The Ursulines’ example was replicated over the years and across the country as the Catholic Church, then primarily a community of immigrants, identified itself with the poor, Father Snyder said.
He quoted the U.S. bishops of 1866 who wrote, “it is a very melancholy fact and a very humiliating avowal for us to make that a very large portion of the vicious and idle youth of our cities are the children of Catholic parents.”
“We were a church of the poor because the immigrants were poor,” Father Snyder said.
While the descendents of European immigrant Catholics are no longer poor, Father Snyder said, a new group of immigrants, 12 million of whom are undocumented, is primarily Hispanic and Catholic.
“We have a very similar situation to what was going on back then,” he said.
Father Snyder quoted Pope Benedict’s first encyclical, “Deus Caritas Est” to describe “what Catholic charitable organizations should do and what they should look like.”
“Employees of Catholic charitable organizations must have professional training and development to ensure that the poor, or those in need who turn to us, are going to receive the best possible service they can, because they deserve it,” he said.
“But just as important, if not more important,” Father Snyder said, “is that those people need a formation of the heart, because that goes much more to the crux of why we do this and how we do the work that we do.
Father Snyder said the so-called “safety net,” the mix of public assistance that keeps the poor from hitting bottom, only perpetuates poverty.
“Our goals should be better,” he said.
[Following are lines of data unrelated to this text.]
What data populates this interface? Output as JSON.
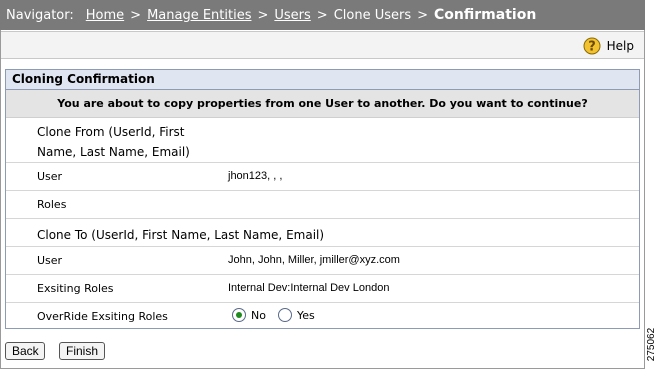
{
  "navigator": {
    "prefix": "Navigator:",
    "sep": ">",
    "crumbs": [
      "Home",
      "Manage Entities",
      "Users",
      "Clone Users"
    ],
    "current": "Confirmation"
  },
  "help": {
    "label": "Help",
    "icon": "help-question-icon"
  },
  "panel": {
    "title": "Cloning Confirmation",
    "message": "You are about to copy properties from one User to another. Do you want to continue?",
    "clone_from_heading": "Clone From (UserId, First Name, Last Name, Email)",
    "from_user_label": "User",
    "from_user_value": "jhon123, , ,",
    "roles_label": "Roles",
    "clone_to_heading": "Clone To (UserId, First Name, Last Name, Email)",
    "to_user_label": "User",
    "to_user_value": "John, John, Miller, jmiller@xyz.com",
    "existing_roles_label": "Exsiting Roles",
    "existing_roles_value": "Internal Dev:Internal Dev London",
    "override_label": "OverRide Exsiting Roles",
    "override_options": [
      "No",
      "Yes"
    ],
    "override_selected": "No"
  },
  "buttons": {
    "back": "Back",
    "finish": "Finish"
  },
  "figure_id": "275062",
  "colors": {
    "navbar": "#7a7a7a",
    "panel_title_bg": "#dfe5f1",
    "message_bg": "#e4e4e4",
    "radio_checked": "#1f8a1f"
  }
}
He called for a “bridge” or a “trampoline.”
“Anything but a net,” he said.
“If our goal is to give people an opportunity to thrive, then we are going to do things very differently,” he said.
Father Snyder said that Catholic Charities USA has concluded through recent listening sessions that there are “three things” that will help lessen poverty in America: changing the social services delivery system, engaging the business world, and relying on proven results.
He said poverty should not be approached by categorizing poor people by their “deficits” but by looking at their “assets, and build on that.”
He said that anti-poverty efforts should tap into the “good will” of the for-profit business world whose products and “tremendous” resources in research and development could go a long way in helping people who are poor.
Father Snyder also said that charitable organizations should switch from measuring success by “outputs” — for example, how many food baskets were distributed — to “outcomes,” how has the nutrition of families improved.
“This is a change of attitude mentality for us,” he said. “We have to be able to look at what works, what doesn’t work and if it is not working, change it or move on.”
Father Snyder said that Catholic Charities Hawaii is one of six national “poverty labs,” a project of the University of Notre Dame studying the effectiveness of charitable agencies.